Entscheidung wurde am 25.06.2007 korrigiert: die ersten beiden Absätze des Leitsatzes wurden gelöscht, da sie nicht zur Entscheidung gehören
Auch eine Zweitwohnung, die der Trennung vor einer Ehescheidung dient, unterliegt der Zweitwohnungssteuer.
Tatbestand:

Der Kläger ist Miteigentümer eines Einfamilienhauses in C., das melderechtlich seine Hauptwohnung ist. Tatsächlich bewohnt er eine ebenfalls in C. gelegene Mietwohnung, weil er sich von seiner Frau getrennt hat und die Scheidung der Ehe in Betracht zieht. Der Beklagte zog den Kläger aufgrund der städtischen Zweitwohnungssteuersatzung zu einer Zweitwohnungssteuer heran. Das VG wies die Klage ab. Der Antrag auf Zulassung der Berufung hatte keinen Erfolg.

Gründe:

Der Kläger beruft sich darauf, er habe sich von seiner Frau getrennt und erwäge, zu gegebener Zeit einen Ehescheidungsantrag einzureichen. In der sog. Hauptwohnung halte er sich aus diesem Grund nicht auf. Der Umstand aber, dass eine Zweitwohnung existiere, lasse noch nicht die Schlussfolgerung zu, es bestehe die für die Erhebung der Zweitwohnungssteuer erforderliche wirtschaftliche Leistungsfähigkeit. Denn die Zweitwohnung werde nicht als Luxus gehalten, sondern sei aus familiären Gründen geboten.
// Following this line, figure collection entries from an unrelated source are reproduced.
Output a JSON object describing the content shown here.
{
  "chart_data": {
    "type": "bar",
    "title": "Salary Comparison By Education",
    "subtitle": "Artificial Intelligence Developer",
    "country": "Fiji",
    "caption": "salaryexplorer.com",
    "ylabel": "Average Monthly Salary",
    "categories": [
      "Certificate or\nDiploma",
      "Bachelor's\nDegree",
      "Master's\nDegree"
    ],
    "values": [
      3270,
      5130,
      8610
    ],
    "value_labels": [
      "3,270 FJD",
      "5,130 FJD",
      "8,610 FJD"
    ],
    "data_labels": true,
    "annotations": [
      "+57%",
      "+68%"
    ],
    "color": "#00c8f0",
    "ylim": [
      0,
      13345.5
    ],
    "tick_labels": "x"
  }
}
Nur durch die Herbeiführung einer räumlichen Trennung lasse sich die nach zivilrechtlichen Bestimmungen erforderliche Trennungszeit zum Zweck der Beantragung einer Ehescheidung herbeiführen.

Die Ausführungen des Klägers sind zur Begründung der geltend gemachten ernstlichen Zweifel an der Richtigkeit der Entscheidung des VG nicht geeignet.

Der Kläger ist Inhaber einer steuerpflichtigen Zweitwohnung i.S. der Zweitwohnungssteuersatzung in der Stadt C. Dies gilt sowohl, soweit das Trennungsjahr darauf ausgerichtet ist, eine Abklärung der Verhältnisse, sei es im Hinblick auf eine Trennung, sei es im Hinblick auf die Wiederaufnahme des familiären Zusammenlebens, herbeizuführen, als auch soweit lediglich die formellen Voraussetzungen für eine endgültige Trennung geschaffen werden sollen.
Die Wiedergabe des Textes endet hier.